Rapid prediction of single-site adsorbate probability distributions in metal–organic frameworks using graph neural networks

Abstract

Metal–organic frameworks (MOFs) are porous crystalline materials assembled from inorganic nodes and organic linkers. These materials have garnered significant interest for gas separation and storage applications, particularly because of their porosity and their tunability due to their massive design space. However, navigating such a massive design space poses significant challenges. Atomistic simulation techniques have been applied to accelerate discovery and design of MOFs for various applications. A key property obtained from these simulations is the adsorbate probability distribution (APD).

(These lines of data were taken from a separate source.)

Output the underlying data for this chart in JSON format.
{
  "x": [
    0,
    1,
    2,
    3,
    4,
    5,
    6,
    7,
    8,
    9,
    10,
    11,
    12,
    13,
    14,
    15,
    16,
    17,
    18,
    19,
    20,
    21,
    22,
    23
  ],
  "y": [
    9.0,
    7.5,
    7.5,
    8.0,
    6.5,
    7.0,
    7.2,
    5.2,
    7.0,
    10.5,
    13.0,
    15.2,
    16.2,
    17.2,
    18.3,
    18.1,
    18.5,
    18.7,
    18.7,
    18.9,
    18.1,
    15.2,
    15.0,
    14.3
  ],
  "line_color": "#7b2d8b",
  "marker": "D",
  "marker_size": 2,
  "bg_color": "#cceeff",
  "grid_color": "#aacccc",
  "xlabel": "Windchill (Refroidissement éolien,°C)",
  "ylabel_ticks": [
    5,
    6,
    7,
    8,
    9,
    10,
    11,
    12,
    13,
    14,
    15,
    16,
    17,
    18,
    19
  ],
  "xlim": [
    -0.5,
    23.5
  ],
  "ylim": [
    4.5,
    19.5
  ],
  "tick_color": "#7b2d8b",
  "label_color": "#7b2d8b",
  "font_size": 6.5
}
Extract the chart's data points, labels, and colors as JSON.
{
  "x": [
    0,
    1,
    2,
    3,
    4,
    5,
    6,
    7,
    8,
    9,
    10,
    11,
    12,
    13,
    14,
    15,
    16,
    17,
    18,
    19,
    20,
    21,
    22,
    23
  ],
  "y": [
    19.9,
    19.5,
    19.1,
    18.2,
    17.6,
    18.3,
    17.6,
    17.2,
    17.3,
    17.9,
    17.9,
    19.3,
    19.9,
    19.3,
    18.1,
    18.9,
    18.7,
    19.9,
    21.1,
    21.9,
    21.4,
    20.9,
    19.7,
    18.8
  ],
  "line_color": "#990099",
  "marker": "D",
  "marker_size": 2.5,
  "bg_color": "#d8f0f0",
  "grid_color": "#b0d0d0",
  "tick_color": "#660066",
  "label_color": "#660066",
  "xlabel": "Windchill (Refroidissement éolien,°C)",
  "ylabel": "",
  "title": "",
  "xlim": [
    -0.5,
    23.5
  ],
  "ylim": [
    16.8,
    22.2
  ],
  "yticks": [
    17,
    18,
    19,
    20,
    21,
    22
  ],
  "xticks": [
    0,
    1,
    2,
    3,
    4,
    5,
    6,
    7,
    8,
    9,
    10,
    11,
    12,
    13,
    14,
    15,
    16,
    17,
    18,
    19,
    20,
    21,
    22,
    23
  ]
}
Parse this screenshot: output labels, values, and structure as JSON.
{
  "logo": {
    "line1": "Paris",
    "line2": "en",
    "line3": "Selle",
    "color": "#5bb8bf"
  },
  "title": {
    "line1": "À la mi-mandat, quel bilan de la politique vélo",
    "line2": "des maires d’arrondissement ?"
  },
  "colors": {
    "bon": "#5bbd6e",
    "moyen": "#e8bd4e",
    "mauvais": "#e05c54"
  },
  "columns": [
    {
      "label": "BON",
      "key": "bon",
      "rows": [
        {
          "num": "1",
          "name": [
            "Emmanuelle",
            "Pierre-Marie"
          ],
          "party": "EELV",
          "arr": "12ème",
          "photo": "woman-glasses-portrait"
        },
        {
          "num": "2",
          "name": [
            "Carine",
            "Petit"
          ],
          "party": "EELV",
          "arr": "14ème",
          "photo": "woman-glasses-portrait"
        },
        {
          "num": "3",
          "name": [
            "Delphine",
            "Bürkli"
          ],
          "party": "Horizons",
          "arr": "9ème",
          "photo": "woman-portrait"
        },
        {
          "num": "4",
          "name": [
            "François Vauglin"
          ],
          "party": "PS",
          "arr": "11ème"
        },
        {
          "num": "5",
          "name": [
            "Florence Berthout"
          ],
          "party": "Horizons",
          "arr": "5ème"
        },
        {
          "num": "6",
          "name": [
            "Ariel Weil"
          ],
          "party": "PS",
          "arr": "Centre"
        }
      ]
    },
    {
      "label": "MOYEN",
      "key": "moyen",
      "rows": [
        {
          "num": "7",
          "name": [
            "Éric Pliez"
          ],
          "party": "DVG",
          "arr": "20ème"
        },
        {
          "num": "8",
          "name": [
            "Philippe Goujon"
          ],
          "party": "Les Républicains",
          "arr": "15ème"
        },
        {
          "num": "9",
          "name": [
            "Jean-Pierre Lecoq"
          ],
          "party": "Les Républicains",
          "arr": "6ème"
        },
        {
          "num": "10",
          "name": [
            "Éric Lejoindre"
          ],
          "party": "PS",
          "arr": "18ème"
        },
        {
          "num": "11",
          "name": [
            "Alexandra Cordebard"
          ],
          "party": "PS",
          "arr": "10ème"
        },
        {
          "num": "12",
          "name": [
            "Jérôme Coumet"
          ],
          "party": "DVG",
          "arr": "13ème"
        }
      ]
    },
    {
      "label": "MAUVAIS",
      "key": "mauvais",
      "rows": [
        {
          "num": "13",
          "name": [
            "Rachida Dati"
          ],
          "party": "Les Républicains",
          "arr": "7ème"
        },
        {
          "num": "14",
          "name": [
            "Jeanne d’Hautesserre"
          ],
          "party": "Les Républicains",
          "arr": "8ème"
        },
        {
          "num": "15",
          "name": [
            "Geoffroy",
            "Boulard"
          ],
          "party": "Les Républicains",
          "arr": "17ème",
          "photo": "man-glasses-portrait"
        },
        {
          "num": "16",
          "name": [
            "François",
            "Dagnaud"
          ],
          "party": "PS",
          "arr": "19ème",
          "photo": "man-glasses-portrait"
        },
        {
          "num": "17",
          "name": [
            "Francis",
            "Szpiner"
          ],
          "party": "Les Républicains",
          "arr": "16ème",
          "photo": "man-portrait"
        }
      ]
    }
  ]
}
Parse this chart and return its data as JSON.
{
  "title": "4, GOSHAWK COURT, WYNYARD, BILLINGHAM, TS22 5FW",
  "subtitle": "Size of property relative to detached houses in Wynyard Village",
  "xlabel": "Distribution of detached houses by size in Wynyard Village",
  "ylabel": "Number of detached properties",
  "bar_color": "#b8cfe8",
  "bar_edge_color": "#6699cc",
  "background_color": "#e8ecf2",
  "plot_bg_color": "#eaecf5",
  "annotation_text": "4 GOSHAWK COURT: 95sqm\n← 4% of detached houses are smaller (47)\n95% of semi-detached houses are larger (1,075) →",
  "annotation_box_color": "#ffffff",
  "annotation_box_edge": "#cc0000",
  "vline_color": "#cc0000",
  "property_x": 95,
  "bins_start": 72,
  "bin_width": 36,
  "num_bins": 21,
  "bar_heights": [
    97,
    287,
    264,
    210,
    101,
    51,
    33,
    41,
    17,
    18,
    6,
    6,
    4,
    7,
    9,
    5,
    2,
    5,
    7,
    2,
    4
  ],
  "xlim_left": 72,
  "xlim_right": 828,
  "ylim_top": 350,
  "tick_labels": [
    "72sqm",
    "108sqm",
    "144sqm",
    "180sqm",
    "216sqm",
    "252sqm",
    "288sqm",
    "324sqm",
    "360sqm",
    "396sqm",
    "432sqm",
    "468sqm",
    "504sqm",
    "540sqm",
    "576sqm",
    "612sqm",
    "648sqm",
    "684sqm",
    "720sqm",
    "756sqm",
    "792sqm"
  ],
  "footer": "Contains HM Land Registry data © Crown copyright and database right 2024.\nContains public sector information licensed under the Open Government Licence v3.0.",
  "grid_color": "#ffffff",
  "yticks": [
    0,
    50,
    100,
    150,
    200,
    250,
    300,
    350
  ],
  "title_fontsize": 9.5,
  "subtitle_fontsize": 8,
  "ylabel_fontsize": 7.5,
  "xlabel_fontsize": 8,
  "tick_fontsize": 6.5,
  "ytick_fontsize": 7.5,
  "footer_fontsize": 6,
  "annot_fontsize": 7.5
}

An APD maps the probability of finding an adsorbate molecule in the pore of a MOF at a given temperature and pressure, whose maxima correspond to free energy minima (i.e., binding sites). While APDs and binding sites are not easily accessible experimentally, their generation via simulation is tractable. However, high-throughput generation of APDs still requires long simulation times to converge. A machine learning (ML) model to predict APDs would enable the use of this property in data-driven pipelines to identify high performing materials or binding sites. To date, nobody has attempted to apply ML to the prediction of APDs or binding sites of MOFs. In this work, we present DeepAPD – an ML model which predicts APDs at a given temperature and pressure. As an initial proof of concept, the model has been trained on simple spherical adsorbates such as CH₄ and Xe. DeepAPD was found to generate APDs of MOFs at a speedup factor of >10⁵ in comparison to GCMC. An in-depth discussion of training strategies and dataset size/composition on model performance is presented. It was found that the APDs obtained by ML were sufficiently accurate to get a reliable estimation of binding sites in MOFs, particularly binding sites which have high probability. Finally, the transferability of the ML models was investigated by evaluating the performance of the GNN model on a dataset of experimentally characterized MOFs. We have also implemented the DeepAPD inference code into our binding site identification algorithm to facilitate an end-to-end MOF to binding site prediction. Future work will extend these models to more complex guests such as CO₂, N₂, and H₂O.